” Changes in latitudes, changes in attitudes” Jimmy Buffet)
Our most recent cruise vacation is now providing me with a wonderful opportunity to explore a variety of issue perspectives with regard to eight (8) interesting destinations in the Eastern Caribbean region. Such opposing opinions are thus stated below with accompanying photos for week one of this fourteen day cruise.
Radiating Fast Yang Energy vs. Slow Yin Energy (St. Thomas/St. John)
My initial initial impression of St. Thomas as we landed in Charlotte Amelie definitely exuded a lifestyle involving ultra luxury yachts, sleek speed boats, and aggressive resort tour operations geared to some heavy indulgence in fast paced fun like zip-lining and kayaking nearby. Having no desire to “buy into” such hedonistic antics, we instead booked an inexpensive ferry for a much desired “slowdown” experience at less visited St. John Island. We then settled into enjoy three morning hours of tranquil beachfront views and pleasant walks around tiny Cruz Bay. When it began to rain, we found pleasant refuge under some tall shade trees sipping coconut water while engaging in some informal conversations with cruise members from our ship.
Experiencing Old Times vs. New Times (St. Kitts)
Our next island experience in St. Kitts beginning at Basseterre Bay appeared to portray very much a country in historic transition. Most definitely , those days of British colonial rule with stately government buildings and vast plantations for sugar production and other products still exist as evidenced by our guided excursion westerly along the coast to Fairview Great House and Botanical Gardens. But from a modern tourist perspective, I noticed equally the conspicuous presence of colorful welcome structures and billboards, glitzy electronic marketing tools, trendy shopping mall complexes, exclusive golf course resorts , and a spacious a new International Airport accessible to downtown. So If you want to avoid such commercial touristic overload, I would recommend taking a short ride to the highest points of the island and spend awhile for some fantastic views of both the Atlantic Ocean and Caribbean Sea below.
Exhibiting Balance vs.Imbalance (Martinique)

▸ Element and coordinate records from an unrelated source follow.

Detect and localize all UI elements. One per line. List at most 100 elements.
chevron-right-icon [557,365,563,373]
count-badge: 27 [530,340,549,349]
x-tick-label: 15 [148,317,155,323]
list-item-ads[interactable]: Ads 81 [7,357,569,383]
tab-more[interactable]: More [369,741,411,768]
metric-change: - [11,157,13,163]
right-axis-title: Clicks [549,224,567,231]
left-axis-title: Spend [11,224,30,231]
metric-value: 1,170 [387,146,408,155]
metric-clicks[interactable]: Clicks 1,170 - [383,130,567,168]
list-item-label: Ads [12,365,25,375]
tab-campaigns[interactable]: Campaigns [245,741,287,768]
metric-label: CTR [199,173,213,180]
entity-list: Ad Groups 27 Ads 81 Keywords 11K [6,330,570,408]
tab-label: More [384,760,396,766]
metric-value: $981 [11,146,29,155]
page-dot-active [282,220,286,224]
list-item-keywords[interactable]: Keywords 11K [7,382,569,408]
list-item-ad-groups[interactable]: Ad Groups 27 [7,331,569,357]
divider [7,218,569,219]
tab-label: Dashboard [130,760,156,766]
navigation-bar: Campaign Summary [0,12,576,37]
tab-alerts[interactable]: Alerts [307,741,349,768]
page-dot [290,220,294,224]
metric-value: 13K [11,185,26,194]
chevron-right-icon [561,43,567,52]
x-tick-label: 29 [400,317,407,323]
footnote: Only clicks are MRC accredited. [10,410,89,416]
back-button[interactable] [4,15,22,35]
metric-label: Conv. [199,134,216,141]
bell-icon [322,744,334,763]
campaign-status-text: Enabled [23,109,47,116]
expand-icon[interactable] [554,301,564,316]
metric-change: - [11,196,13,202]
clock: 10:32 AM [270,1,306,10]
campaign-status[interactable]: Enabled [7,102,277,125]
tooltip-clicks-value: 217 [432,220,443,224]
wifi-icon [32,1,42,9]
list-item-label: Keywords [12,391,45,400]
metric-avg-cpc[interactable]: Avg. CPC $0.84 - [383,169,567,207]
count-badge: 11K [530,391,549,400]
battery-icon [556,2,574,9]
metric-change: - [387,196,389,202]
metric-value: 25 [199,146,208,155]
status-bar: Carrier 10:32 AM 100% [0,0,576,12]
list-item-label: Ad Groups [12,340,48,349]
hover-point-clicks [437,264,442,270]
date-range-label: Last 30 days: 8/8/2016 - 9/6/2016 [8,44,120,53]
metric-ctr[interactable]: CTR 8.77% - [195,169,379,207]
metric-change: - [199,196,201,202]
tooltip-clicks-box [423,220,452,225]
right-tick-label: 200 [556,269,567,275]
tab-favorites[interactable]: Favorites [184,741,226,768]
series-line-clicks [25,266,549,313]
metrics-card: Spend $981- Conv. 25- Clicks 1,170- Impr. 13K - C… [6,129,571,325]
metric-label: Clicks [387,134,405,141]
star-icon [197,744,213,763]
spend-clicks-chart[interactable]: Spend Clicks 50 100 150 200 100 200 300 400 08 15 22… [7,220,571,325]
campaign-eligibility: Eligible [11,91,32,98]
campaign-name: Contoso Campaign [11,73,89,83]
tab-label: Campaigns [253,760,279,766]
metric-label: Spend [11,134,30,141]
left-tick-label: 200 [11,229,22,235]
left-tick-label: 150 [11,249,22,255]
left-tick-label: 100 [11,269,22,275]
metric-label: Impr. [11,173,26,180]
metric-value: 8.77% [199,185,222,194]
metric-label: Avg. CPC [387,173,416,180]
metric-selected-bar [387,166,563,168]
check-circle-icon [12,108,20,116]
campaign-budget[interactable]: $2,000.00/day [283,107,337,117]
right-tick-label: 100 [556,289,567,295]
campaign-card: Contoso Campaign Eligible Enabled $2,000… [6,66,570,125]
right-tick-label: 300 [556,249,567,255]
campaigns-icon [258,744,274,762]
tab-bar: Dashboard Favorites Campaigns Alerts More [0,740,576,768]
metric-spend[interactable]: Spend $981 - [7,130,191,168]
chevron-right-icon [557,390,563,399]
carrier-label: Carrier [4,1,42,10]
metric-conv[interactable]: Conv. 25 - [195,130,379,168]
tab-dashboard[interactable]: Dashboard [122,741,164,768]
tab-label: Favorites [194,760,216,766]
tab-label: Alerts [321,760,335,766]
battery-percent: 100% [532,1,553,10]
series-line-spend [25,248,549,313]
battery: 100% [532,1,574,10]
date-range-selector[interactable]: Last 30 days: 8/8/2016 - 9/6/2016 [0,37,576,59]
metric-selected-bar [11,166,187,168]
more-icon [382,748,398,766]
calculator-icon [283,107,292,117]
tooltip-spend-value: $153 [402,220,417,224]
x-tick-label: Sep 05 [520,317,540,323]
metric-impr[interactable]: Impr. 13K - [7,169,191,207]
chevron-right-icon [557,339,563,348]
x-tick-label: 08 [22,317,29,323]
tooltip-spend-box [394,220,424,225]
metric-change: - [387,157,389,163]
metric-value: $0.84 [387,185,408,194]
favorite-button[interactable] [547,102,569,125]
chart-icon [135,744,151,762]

We have never visited French influenced Martinique before this cruise. So with a fresh outlook, our landing at Fort -de – France environs along the westerly portion of the island soon registered as one exuding a mixture of balance and imbalance sightings during our excursion to Jardin de Balata high above the city. Along the way there, I first noticed miles of shabby housing conditions protruding in irregular fashion along steep slopes surrounding our views. I could only imagine then the horrific damage a category 5 hurricane could inflict on such unstable residential grounds. Yet the tropical nature of the environment there seemed to opposingly instill more of a delicate visual balance between land, sky, and sea. Proceeding to the massive grounds of the Balata Arboretum itself, I thus observed a continuation of wild nature’s synergistic balance as provided by its well manicured tropical gardens spreading prominently around this site. Interestingly, I might also share that much of Balata’s greenery could be best viewed from above in bouncing up and down from point to point via an elevated rope bridge. So I might report in this regard that it’s no surprise that I personally experienced a hard time keeping my balance on these somewhat unusual modes of transport.
The Matter of Safety (Dominica)
From a human respective, our cruise visit to Roseau, Dominica and its southern beach coast definitely exuded a most hospitable air of friendliness in everyone we met. After all, as we noticed a common Dominica motto, “Don’t Worry Be Happy on public taxis, it appeared there would be no problem for us if we needed to induce a local stranger to help us in times of crisis. But we most certainly would find driving around the island a risk-filled challenge. Consider in illustration those narrowly curving roads running perilously close to oceanside cliffs below that we experienced by taxi in traveling to scenic Scotts Head, the most southerly point around the island. Along the way, I would also make note of the impending danger that the steep cliffs on the inland side which might represent during heavy rainfall periods an added danger of mudslides and rock debris likely falling unexpectedly in the pathway of passing vehicle traffic below. A noticeable lack of modern infrastructure conveniences noticed along the route of these secluded roadways most would also make basic functions like finding a store to eat or using the bathroom a major issue for tourists then. From past experience, I could therefore conclude that these same travel issues would exist on those who decide to partake on those popular touristic visits to the Dominica rainforest in its central point mountains above.